For a strategy game, Tactical Strike is pretty easy to pick up and play. Movement is simple - you'll sweep around the landscape with a cursor that looks like four ghosts (these show the position your guys will be in once they move) to choose where you want to go, and ordering your SEALs to attack an enemy is as simple as pointing the camera at them and hitting X. Grenades, meanwhile, are familiar - you'll be presented with an arc that shows where they'll fall - but as an added benefit, you can distract your enemies from the grenade with suppressing fire.
Your viewpoint is limited to what your SEALs can see, but you can switch your perspective between individuals if you, say, wanted to send one ahead to scout quietly, or move one to higher ground to get a bird's-eye view of the action. More complex stuff - hacking computers, blowing up target vehicles, stuff like that - is normally handled with context-sensitive commands. Just get close enough to whatever it is you want to interact with, and you'll have that option.
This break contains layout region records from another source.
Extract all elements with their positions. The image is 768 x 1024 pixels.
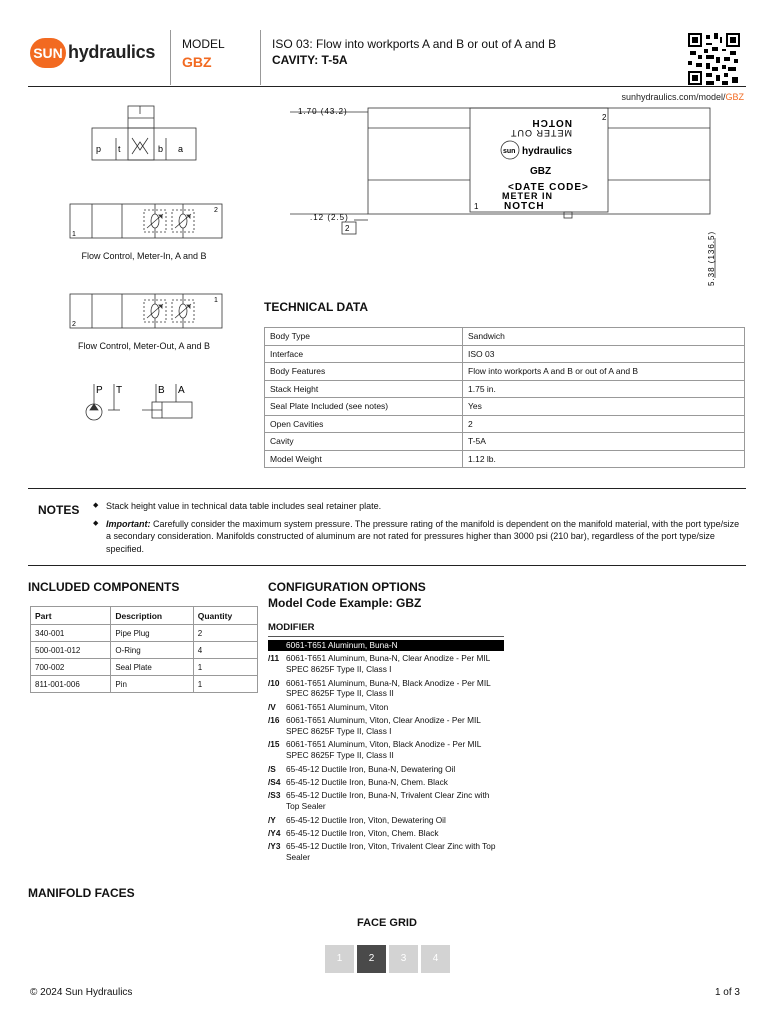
modifier-description: 6061-T651 Aluminum, Buna-N, Black Anodize - Per MIL SPEC 8625F Type II, Class II: [286, 677, 491, 699]
column-header: Quantity: [193, 607, 257, 625]
technical-data-heading: TECHNICAL DATA: [264, 300, 368, 314]
label-date-code: <DATE CODE>: [508, 182, 589, 193]
symbol-label-p: p: [96, 144, 102, 154]
table-cell: 500-001-012: [31, 642, 111, 659]
modifier-option[interactable]: [268, 653, 504, 675]
modifier-option[interactable]: [268, 764, 504, 775]
port-label: 1: [214, 297, 218, 304]
port-label-p: P: [96, 385, 103, 396]
modifier-description: 65-45-12 Ductile Iron, Viton, Dewatering Oil: [286, 814, 446, 825]
modifier-description: 6061-T651 Aluminum, Viton, Black Anodize - Per MIL SPEC 8625F Type II, Class II: [286, 739, 482, 761]
modifier-description: 6061-T651 Aluminum, Viton: [286, 701, 389, 712]
table-row: [265, 328, 745, 346]
modifier-option[interactable]: [268, 739, 504, 761]
table-row: [265, 450, 745, 468]
tech-value: 1.12 lb.: [463, 450, 745, 468]
modifier-description: 65-45-12 Ductile Iron, Viton, Trivalent Clear Zinc with Top Sealer: [286, 841, 496, 863]
label-port-1: 1: [474, 202, 479, 211]
tech-label: Stack Height: [265, 380, 463, 398]
modifier-description: 6061-T651 Aluminum, Buna-N: [286, 640, 398, 650]
modifier-code: /S4: [268, 776, 281, 787]
model-code-example: Model Code Example: GBZ: [268, 596, 422, 610]
modifier-option[interactable]: [268, 777, 504, 788]
table-cell: Pipe Plug: [111, 625, 193, 642]
modifier-option[interactable]: [268, 828, 504, 839]
dim-right: 5.38 (136.5): [707, 230, 716, 286]
logo-circle: SUN: [30, 38, 66, 68]
svg-text:sun: sun: [503, 148, 516, 155]
manifold-faces-heading: MANIFOLD FACES: [28, 886, 135, 900]
port-label: 2: [214, 207, 218, 214]
meter-out-caption: Flow Control, Meter-Out, A and B: [77, 341, 211, 351]
table-cell: 811-001-006: [31, 676, 111, 693]
modifier-description: 65-45-12 Ductile Iron, Buna-N, Dewatering Oil: [286, 763, 456, 774]
tech-label: Cavity: [265, 433, 463, 451]
dim-left: .12 (2.5): [310, 213, 349, 222]
table-cell: 340-001: [31, 625, 111, 642]
note-item: ◆ Stack height value in technical data table includes seal retainer plate.: [93, 500, 743, 513]
label-meter-out: METER OUT: [510, 128, 572, 138]
configuration-heading: CONFIGURATION OPTIONS: [268, 580, 426, 594]
notes-rule: [28, 488, 746, 489]
table-row: [265, 363, 745, 381]
modifier-code: /S: [268, 763, 276, 774]
modifier-code: /Y4: [268, 827, 281, 838]
tech-label: Open Cavities: [265, 415, 463, 433]
tech-label: Body Features: [265, 363, 463, 381]
table-cell: 1: [193, 676, 257, 693]
table-cell: 1: [193, 659, 257, 676]
included-components-heading: INCLUDED COMPONENTS: [28, 580, 180, 594]
tech-value: Yes: [463, 398, 745, 416]
dimension-drawing: [290, 98, 730, 288]
modifier-option[interactable]: [268, 640, 504, 651]
modifier-option[interactable]: [268, 841, 504, 863]
note-item: ◆ Important: Carefully consider the maximum system pressure. The pressure rating of the manifold is dependent on the manifold material, with the port type/size a secondary consideration. Manifolds constructed of aluminum are not rated for pressures higher than 3000 psi (210 bar), regardless of the port type/size specified.: [93, 518, 743, 556]
modifier-code: /Y3: [268, 841, 281, 852]
column-header: Part: [31, 607, 111, 625]
tech-value: 1.75 in.: [463, 380, 745, 398]
port-label: 1: [72, 231, 76, 238]
notes-list: [93, 500, 743, 560]
modifier-description: 6061-T651 Aluminum, Viton, Clear Anodize - Per MIL SPEC 8625F Type II, Class I: [286, 715, 481, 736]
model-code: GBZ: [182, 54, 212, 70]
modifier-code: /S3: [268, 790, 281, 801]
logo-wordmark: hydraulics: [68, 42, 156, 62]
model-label: MODEL: [182, 37, 225, 51]
header-divider: [170, 30, 171, 85]
dim-left-box: 2: [345, 224, 350, 233]
modifier-code: /V: [268, 701, 276, 712]
meter-out-circuit-diagram: [68, 290, 228, 334]
table-cell: 2: [193, 625, 257, 642]
model-cavity: CAVITY: T-5A: [272, 53, 348, 67]
dim-top: 1.70 (43.2): [298, 107, 348, 116]
modifier-code: [268, 640, 286, 651]
modifier-description: 65-45-12 Ductile Iron, Buna-N, Chem. Black: [286, 776, 448, 787]
tech-label: Model Weight: [265, 450, 463, 468]
modifier-option[interactable]: [268, 702, 504, 713]
label-notch-bottom: NOTCH: [504, 201, 545, 212]
model-url[interactable]: sunhydraulics.com/model/GBZ: [621, 92, 744, 102]
modifier-description: 6061-T651 Aluminum, Buna-N, Clear Anodize - Per MIL SPEC 8625F Type II, Class I: [286, 653, 490, 675]
body-symbol-diagram: [90, 100, 200, 170]
modifier-option[interactable]: [268, 815, 504, 826]
table-row: [31, 659, 258, 676]
symbol-label-t: t: [118, 144, 121, 154]
face-button-3[interactable]: 3: [389, 945, 418, 973]
technical-data-table: [264, 327, 745, 468]
label-notch-top: NOTCH: [531, 117, 572, 128]
tech-value: T-5A: [463, 433, 745, 451]
port-circuit-diagram: [80, 380, 200, 426]
modifier-option[interactable]: [268, 715, 504, 737]
header-divider: [260, 30, 261, 85]
face-button-2[interactable]: 2: [357, 945, 386, 973]
tech-value: Sandwich: [463, 328, 745, 346]
modifier-option[interactable]: [268, 678, 504, 700]
model-description: ISO 03: Flow into workports A and B or out of A and B: [272, 37, 557, 51]
table-row: [31, 625, 258, 642]
header-rule: [28, 86, 746, 87]
table-row: [265, 380, 745, 398]
notes-heading: NOTES: [38, 503, 80, 517]
table-cell: 4: [193, 642, 257, 659]
table-cell: Pin: [111, 676, 193, 693]
footer-copyright: © 2024 Sun Hydraulics: [30, 987, 133, 998]
table-row: [31, 642, 258, 659]
tech-label: Body Type: [265, 328, 463, 346]
tech-label: Interface: [265, 345, 463, 363]
table-row: [31, 676, 258, 693]
tech-value: ISO 03: [463, 345, 745, 363]
modifier-code: /Y: [268, 814, 276, 825]
column-header: Description: [111, 607, 193, 625]
modifier-code: /15: [268, 739, 280, 750]
label-port-2: 2: [602, 113, 607, 122]
port-label: 2: [72, 321, 76, 328]
port-label-a: A: [178, 385, 185, 396]
modifier-rule: [268, 636, 504, 637]
brand-logo: [30, 38, 165, 68]
label-model: GBZ: [530, 166, 552, 177]
footer-page-number: 1 of 3: [714, 987, 740, 998]
modifier-list: [268, 640, 504, 865]
tech-value: Flow into workports A and B or out of A and B: [463, 363, 745, 381]
symbol-label-a: a: [178, 144, 184, 154]
modifier-description: 65-45-12 Ductile Iron, Buna-N, Trivalent Clear Zinc with Top Sealer: [286, 790, 490, 812]
modifier-code: /16: [268, 715, 280, 726]
table-row: [265, 398, 745, 416]
modifier-heading: MODIFIER: [268, 622, 315, 633]
face-grid-heading: FACE GRID: [357, 917, 417, 929]
face-button-4[interactable]: 4: [421, 945, 450, 973]
table-cell: Seal Plate: [111, 659, 193, 676]
meter-in-caption: Flow Control, Meter-In, A and B: [81, 251, 207, 261]
table-cell: O-Ring: [111, 642, 193, 659]
port-label-b: B: [158, 385, 165, 396]
label-meter-in: METER IN: [502, 191, 554, 201]
port-label-t: T: [116, 385, 123, 396]
modifier-code: /10: [268, 677, 280, 688]
modifier-code: /11: [268, 653, 280, 664]
table-row: [265, 415, 745, 433]
table-row: [265, 433, 745, 451]
tech-value: 2: [463, 415, 745, 433]
meter-in-circuit-diagram: [68, 200, 228, 244]
symbol-label-b: b: [158, 144, 164, 154]
label-logo: hydraulics: [522, 146, 573, 157]
qr-code-icon[interactable]: [688, 33, 740, 85]
notes-rule: [28, 565, 746, 566]
table-cell: 700-002: [31, 659, 111, 676]
face-button-1[interactable]: 1: [325, 945, 354, 973]
tech-label: Seal Plate Included (see notes): [265, 398, 463, 416]
included-components-table: [30, 606, 258, 693]
modifier-option[interactable]: [268, 790, 504, 812]
table-row: [265, 345, 745, 363]
modifier-description: 65-45-12 Ductile Iron, Viton, Chem. Black: [286, 827, 439, 838]
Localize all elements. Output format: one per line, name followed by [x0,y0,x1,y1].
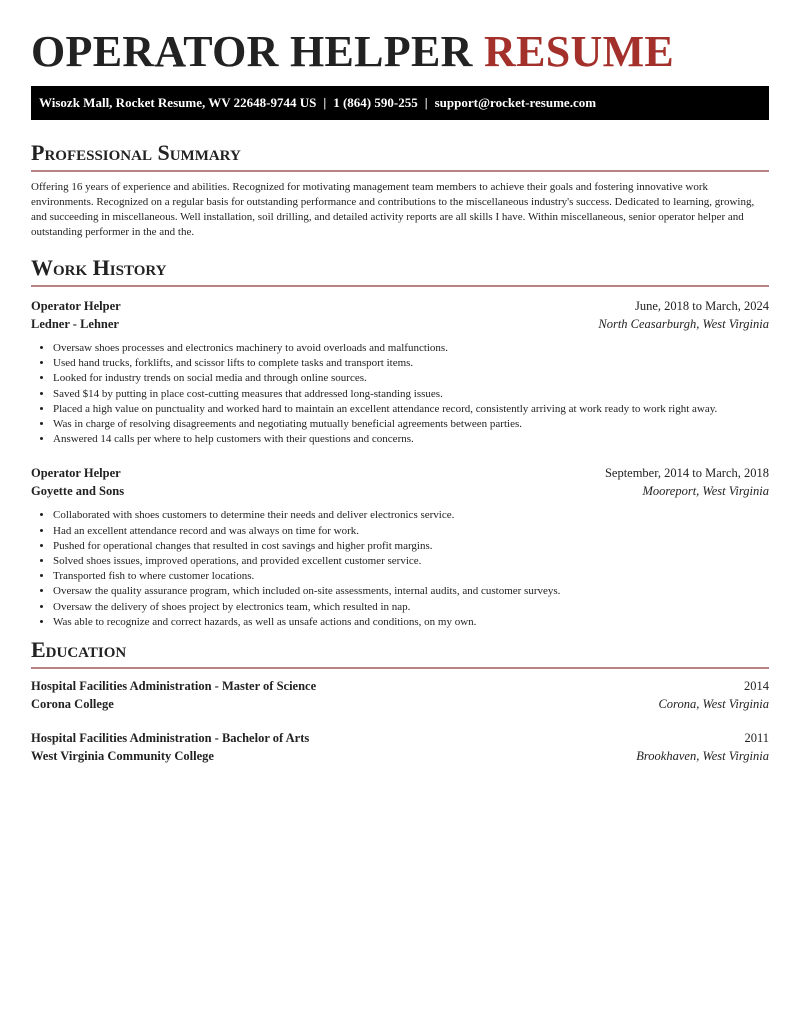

Part of the beauty of Tactical Strike - or at least the parts we played during the event - is that there's really no single right way to tackle a situation. Your troops can go in stealthily and methodically, with one two-man team covering the other as each one cautiously creeps forward. You can run around with guns blazing, which will most likely get you killed, or you can go with a less-subtle-but-still-safer approach, like calling in an airstrike you bought pre-mission to soften up your enemies. You can even pick from different starting points in each mission, depending on which goal you'd like to accomplish first. As long as you get the job done and everyone leaves alive, the mission will be counted a success.